I am currently running an annual irradiance simulation using Accelerad through lbt_recipes (Python).
Setup:
~100,000 sensor points
cumulative_radiation recipe
Radiance parameters in FAST mode (very low, e.g. -ab 1, -ad 256)
workers=1 (for testing)
HBJSON models load correctly
Problem:
After the actual simulation finishes, the workflow gets stuck in an endless loop at the AccumulateResults step.
The log shows how it keeps restarting “Started running AccumulateResults... → ...finished running...”, but the counter increases indefinitely ([30/31], [31/32], [32/33], …), never finishing.
Have you tried fewer sensor points, like 1000? (just to check if it works)
You can also try the annual_irradiance recipe instead, although it will also calculate metrics that you don’t necessarily need (average and peak irradiance). This recipe is using NumPy in the post-processing.
If neither works please – if possible – share the model here or in a private message.
For my understanding, is the lbt_recipes CLI tool a way to run simulation outside of grasshopper to process information faster then in the “Native” GUI inside grasshopper ?
The recipe components inside Grasshopper are also using lbt_recipes. Whether you use Grasshopper, lbt-recipes CLI, or just lbt-recipes in a Python script, they will all execute the same run method.
It will probably be insignificantly slower in Grasshopper because the recipe components also load the results so you can connect them to other components.
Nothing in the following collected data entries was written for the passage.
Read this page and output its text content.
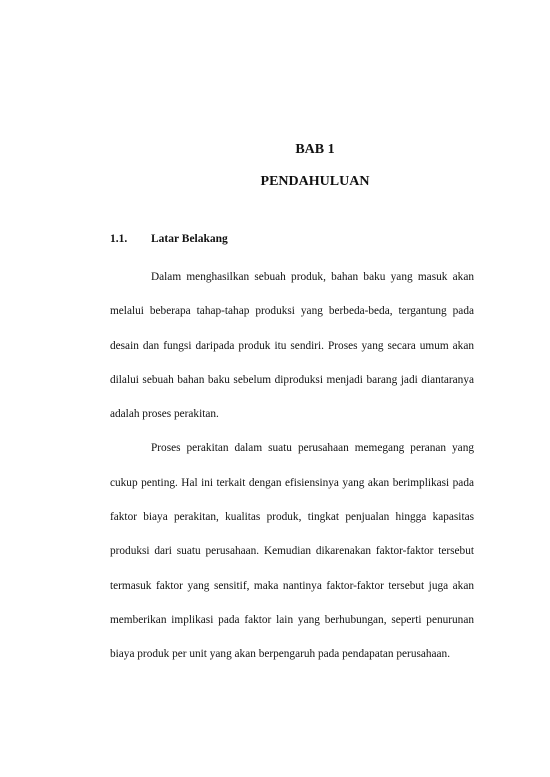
BAB 1
PENDAHULUAN
1.1. Latar Belakang

Dalam menghasilkan sebuah produk, bahan baku yang masuk akan melalui beberapa tahap-tahap produksi yang berbeda-beda, tergantung pada desain dan fungsi daripada produk itu sendiri. Proses yang secara umum akan dilalui sebuah bahan baku sebelum diproduksi menjadi barang jadi diantaranya adalah proses perakitan.

Proses perakitan dalam suatu perusahaan memegang peranan yang cukup penting. Hal ini terkait dengan efisiensinya yang akan berimplikasi pada faktor biaya perakitan, kualitas produk, tingkat penjualan hingga kapasitas produksi dari suatu perusahaan. Kemudian dikarenakan faktor-faktor tersebut termasuk faktor yang sensitif, maka nantinya faktor-faktor tersebut juga akan memberikan implikasi pada faktor lain yang berhubungan, seperti penurunan biaya produk per unit yang akan berpengaruh pada pendapatan perusahaan.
If you mean if you can start multiple instances of a recipe with lbt-recipes CLI, then yes. But if you do this you should be aware of the number of workers in the recipe input. When the recipes perform ray tracing on sensor grids they will split and distribute the grids based on the workers – there is a minimum sensor count recipe input to avoid distributing very small grids.
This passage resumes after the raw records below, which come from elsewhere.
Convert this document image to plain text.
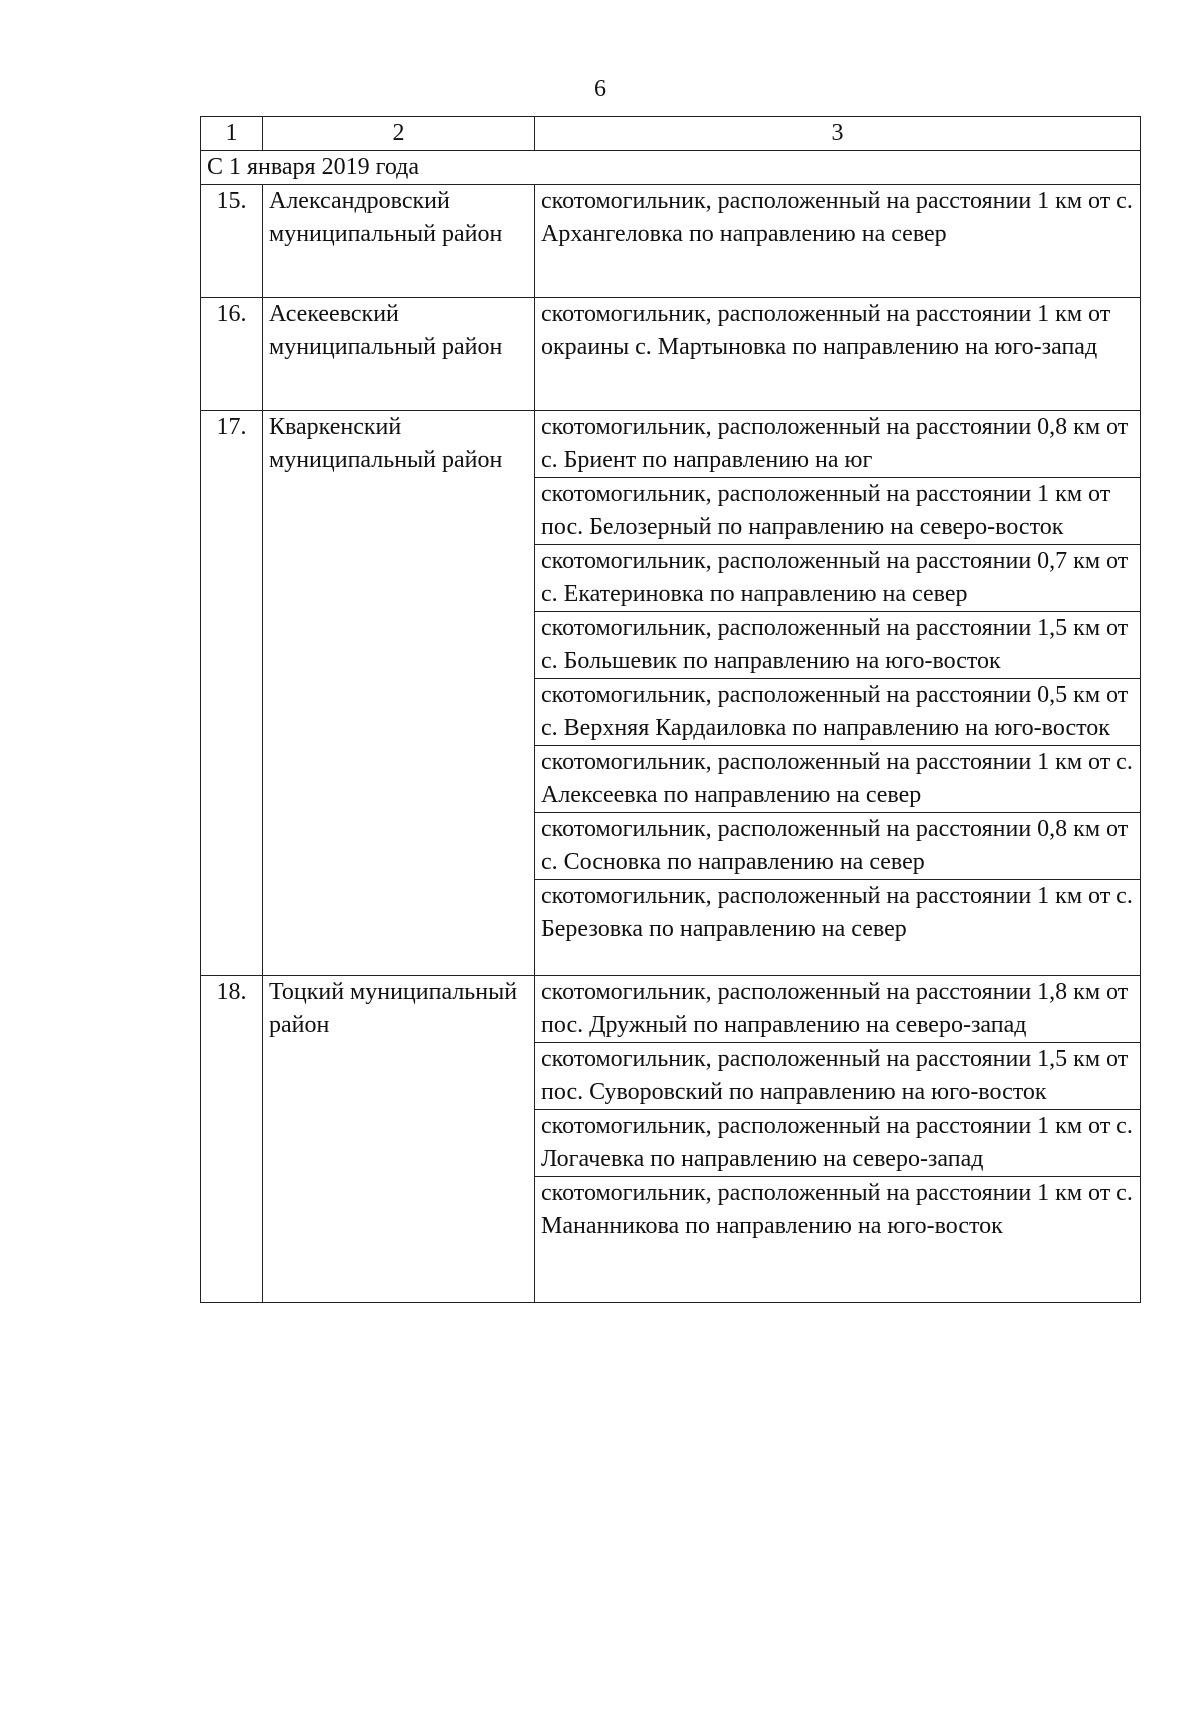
6
1	2	3
С 1 января 2019 года		
15.	Александровский муниципальный район	скотомогильник, расположенный на расстоянии 1 км от с. Архангеловка по направлению на север
16.	Асекеевский муниципальный район	скотомогильник, расположенный на расстоянии 1 км от окраины с. Мартыновка по направлению на юго-запад
17.	Кваркенский муниципальный район	скотомогильник, расположенный на расстоянии 0,8 км от с. Бриент по направлению на юг
		скотомогильник, расположенный на расстоянии 1 км от пос. Белозерный по направлению на северо-восток
		скотомогильник, расположенный на расстоянии 0,7 км от с. Екатериновка по направлению на север
		скотомогильник, расположенный на расстоянии 1,5 км от с. Большевик по направлению на юго-восток
		скотомогильник, расположенный на расстоянии 0,5 км от с. Верхняя Кардаиловка по направлению на юго-восток
		скотомогильник, расположенный на расстоянии 1 км от с. Алексеевка по направлению на север
		скотомогильник, расположенный на расстоянии 0,8 км от с. Сосновка по направлению на север
		скотомогильник, расположенный на расстоянии 1 км от с. Березовка по направлению на север
18.	Тоцкий муниципальный район	скотомогильник, расположенный на расстоянии 1,8 км от пос. Дружный по направлению на северо-запад
		скотомогильник, расположенный на расстоянии 1,5 км от пос. Суворовский по направлению на юго-восток
		скотомогильник, расположенный на расстоянии 1 км от с. Логачевка по направлению на северо-запад
		скотомогильник, расположенный на расстоянии 1 км от с. Мананникова по направлению на юго-восток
Let’s say you need to run a recipe 20 times. On your machine you have 20 cores available. If you run one recipe at a time you would set the workers to 20 to make sure that it will split the grids into at max 20 chunks. If your total sensor count is low, then it will never split the sensors into 20 chunks meaning you will not utilize 20 workers during ray tracing.
If you instead want to start all 20 runs at the same time it would not make sense to set the workers to 20 for each recipe – in this case you would set the workers to 1.
so the workers operate one after another. but when i set them to one can i still distribute lets say 20 simulations to run simultaniously on 20 cores ?
or does it make only sense if i want to distribute huge sensor grids to be able to calculate them one after another without overloading duo to too many sensors initially ?
The workers are how many tasks can run at once during the same simulation (this also includes non-raytracing tasks). They do not run one after another – the recipe will maximize the workers so if we have 6 tasks running, and it needs to schedule another task it will do so. But if we have 20 tasks running, and it needs to schedule another task it will wait until one has finished.
If we split 20000 sensors into 20 x 1000 sensors and we have 20 workers, then the recipe will start the ray tracing for the 20 sub-grids simultaneously. That is why it does not make sense to have 20 workers for each simulation if you want to run all simulations at the same time. In this case you would have 20 simulations x 20 workers x 20 grids* = 8000 ray tracing tasks running simultaneously (at most).
*Assuming that the total sensor count is large enough to split it into 20 grids.
Yes, if you run 20 simulations with 1 worker each you will have 20 simulations x 1 worker x 1 grids = 20 ray tracing tasks running simultaneously (at most). If the worker is 1 the sensor distribution will always respect that value meaning the sensors will not be distributed into smaller grids.
With 1 worker the recipe will always run one task after another so if you have 20 simulations running they will never run more than 20 tasks simultaneously. This includes all tasks, e.g., translating the model to a Radiance folder, creating a Radiance octree, creating a sky matrix, running ray tracing, post-processing.